Ils sont près de 400 000 à se trouver dans l’incertitude la plus totale. Dans une douzaine de pays du Moyen-Orient, les ressortissants français cherchent à quitter la région pour être rapatriés dans l’Hexagone après les frappes iraniennes en réponse à l'attaque israélo-américaine. Depuis, l’espace aérien de plusieurs Etats est fermé, bloquant des touristes et des expatriés dans l’attente d’un retour, notamment à Dubaï.
Lors d’une conférence de presse lundi 2 mars, le ministre des Affaires étrangères Jean-Noël Barrot a affirmé que «15 postes diplomatiques, ambassades et consulats, sont pleinement mobilisés pour assurer la sécurité des ressortissants français et leur porter assistance le cas échéant». Une «cellule téléphonique d’urgence joignable 24h/24, 7j/7» a également été activée. D’après le chef de la diplomatie, 5 000 appels ont déjà été «reçus et traités à Paris ou dans nos postes».
Les voyageurs de passage peuvent s’inscrire sur le dispositif Fil d’Ariane
«Notre dispositif est déjà organisé localement pour faciliter les sorties par voie terrestre lorsque c’est possible, ce qui n’est pas le cas dans tous les pays concernés», a expliqué le ministre, appelant les ressortissants français à «consulter régulièrement le site diplomatie.gouv.fr». Jean-Noël Barrot a aussi recommandé aux voyageurs de passage de s’inscrire sur le dispositif Fil d’Ariane.

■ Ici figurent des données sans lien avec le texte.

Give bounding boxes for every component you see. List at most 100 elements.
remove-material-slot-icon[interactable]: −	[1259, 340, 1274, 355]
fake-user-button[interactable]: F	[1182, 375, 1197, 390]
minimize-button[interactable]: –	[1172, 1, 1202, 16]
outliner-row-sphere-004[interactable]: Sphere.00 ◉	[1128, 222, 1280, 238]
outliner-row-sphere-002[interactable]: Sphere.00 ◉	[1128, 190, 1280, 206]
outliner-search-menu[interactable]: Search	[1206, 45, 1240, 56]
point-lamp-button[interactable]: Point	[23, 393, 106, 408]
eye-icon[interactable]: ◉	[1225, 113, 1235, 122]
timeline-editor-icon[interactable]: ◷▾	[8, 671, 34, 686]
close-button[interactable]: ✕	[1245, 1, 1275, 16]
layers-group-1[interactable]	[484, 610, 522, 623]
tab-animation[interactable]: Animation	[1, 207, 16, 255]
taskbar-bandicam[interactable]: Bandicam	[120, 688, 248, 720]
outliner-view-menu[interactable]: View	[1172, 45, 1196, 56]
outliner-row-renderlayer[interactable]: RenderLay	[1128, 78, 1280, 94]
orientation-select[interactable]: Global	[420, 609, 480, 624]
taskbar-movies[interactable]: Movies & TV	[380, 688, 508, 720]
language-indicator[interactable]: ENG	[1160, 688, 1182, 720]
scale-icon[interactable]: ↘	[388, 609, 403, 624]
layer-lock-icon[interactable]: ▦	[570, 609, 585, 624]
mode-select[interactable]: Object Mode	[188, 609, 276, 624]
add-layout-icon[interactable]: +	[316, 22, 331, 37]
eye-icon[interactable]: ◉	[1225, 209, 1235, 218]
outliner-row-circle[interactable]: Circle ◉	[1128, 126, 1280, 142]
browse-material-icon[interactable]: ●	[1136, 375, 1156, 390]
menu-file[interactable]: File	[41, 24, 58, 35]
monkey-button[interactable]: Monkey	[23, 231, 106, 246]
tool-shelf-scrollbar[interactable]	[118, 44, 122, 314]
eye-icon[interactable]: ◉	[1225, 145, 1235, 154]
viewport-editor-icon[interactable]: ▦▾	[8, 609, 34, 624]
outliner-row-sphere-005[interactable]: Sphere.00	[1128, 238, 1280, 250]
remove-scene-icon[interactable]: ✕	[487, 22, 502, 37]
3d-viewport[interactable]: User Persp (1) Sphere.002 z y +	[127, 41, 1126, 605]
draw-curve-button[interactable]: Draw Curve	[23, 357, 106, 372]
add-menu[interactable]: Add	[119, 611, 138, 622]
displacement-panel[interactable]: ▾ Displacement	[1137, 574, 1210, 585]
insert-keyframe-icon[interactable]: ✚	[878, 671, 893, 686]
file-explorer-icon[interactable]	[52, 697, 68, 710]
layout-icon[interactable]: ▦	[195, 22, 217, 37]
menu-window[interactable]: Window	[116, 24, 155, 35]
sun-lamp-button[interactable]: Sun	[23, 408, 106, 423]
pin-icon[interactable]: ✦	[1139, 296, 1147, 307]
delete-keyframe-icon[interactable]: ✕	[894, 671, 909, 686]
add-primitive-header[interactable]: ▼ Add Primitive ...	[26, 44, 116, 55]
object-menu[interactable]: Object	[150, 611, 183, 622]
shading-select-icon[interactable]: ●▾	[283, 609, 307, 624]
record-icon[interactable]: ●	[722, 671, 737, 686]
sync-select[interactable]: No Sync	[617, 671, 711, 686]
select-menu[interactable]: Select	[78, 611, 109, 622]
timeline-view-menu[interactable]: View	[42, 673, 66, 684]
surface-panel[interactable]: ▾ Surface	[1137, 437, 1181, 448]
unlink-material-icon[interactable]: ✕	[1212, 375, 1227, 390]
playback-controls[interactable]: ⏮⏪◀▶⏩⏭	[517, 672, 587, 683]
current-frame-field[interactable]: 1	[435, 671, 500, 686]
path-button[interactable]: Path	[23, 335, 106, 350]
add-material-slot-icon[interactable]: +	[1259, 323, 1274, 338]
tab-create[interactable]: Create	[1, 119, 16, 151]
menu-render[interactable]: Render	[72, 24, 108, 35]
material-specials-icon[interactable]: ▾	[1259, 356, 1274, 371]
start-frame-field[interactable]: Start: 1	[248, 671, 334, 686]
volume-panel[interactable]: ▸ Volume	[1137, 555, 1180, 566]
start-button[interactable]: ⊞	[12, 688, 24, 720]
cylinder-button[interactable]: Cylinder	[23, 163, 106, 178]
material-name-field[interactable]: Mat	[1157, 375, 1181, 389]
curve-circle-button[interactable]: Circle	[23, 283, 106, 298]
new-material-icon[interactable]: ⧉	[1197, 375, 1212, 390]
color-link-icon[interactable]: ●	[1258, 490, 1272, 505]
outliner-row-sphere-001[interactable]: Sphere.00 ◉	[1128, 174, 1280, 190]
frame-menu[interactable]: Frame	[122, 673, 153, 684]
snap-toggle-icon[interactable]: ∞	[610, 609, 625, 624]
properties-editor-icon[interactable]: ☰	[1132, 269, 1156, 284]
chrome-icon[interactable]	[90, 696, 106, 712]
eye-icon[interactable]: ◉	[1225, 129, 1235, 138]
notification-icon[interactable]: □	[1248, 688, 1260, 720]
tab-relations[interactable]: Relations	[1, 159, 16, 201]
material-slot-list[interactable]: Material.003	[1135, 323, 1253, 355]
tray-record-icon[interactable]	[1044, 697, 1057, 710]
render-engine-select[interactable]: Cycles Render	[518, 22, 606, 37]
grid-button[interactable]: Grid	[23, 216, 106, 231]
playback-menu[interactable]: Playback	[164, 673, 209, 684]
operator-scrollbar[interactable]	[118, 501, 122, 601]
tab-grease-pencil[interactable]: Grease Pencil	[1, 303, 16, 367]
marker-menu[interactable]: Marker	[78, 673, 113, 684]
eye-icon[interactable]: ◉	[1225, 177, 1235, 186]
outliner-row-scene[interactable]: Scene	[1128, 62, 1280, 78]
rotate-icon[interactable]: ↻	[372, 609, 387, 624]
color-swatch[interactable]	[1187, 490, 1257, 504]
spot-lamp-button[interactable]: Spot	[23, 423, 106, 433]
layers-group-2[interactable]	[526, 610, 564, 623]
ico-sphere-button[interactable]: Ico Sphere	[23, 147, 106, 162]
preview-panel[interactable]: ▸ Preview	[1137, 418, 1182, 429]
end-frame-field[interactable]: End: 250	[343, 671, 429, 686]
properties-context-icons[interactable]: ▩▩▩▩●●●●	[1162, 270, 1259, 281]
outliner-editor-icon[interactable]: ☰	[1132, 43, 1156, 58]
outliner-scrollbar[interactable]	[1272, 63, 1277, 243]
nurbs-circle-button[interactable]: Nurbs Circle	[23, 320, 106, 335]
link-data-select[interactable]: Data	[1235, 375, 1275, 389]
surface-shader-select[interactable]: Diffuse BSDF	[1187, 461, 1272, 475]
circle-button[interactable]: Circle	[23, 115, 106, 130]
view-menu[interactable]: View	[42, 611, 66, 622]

Dans un entretien accordé à BFM TV ce mardi 3 mars, le ministre des Affaires étrangères a rappelé que «la France est prête à se protéger, protéger ses ressortissants, ses intérêts dans la région et ses partenaires». Si l’Etat va «continuer à leur faire parvenir les consignes de sécurité», il a précisé que des vols seraient affrétés pour les personnes les plus vulnérables, tout en ne demandant pas aux Français présents dans la région de quitter les lieux.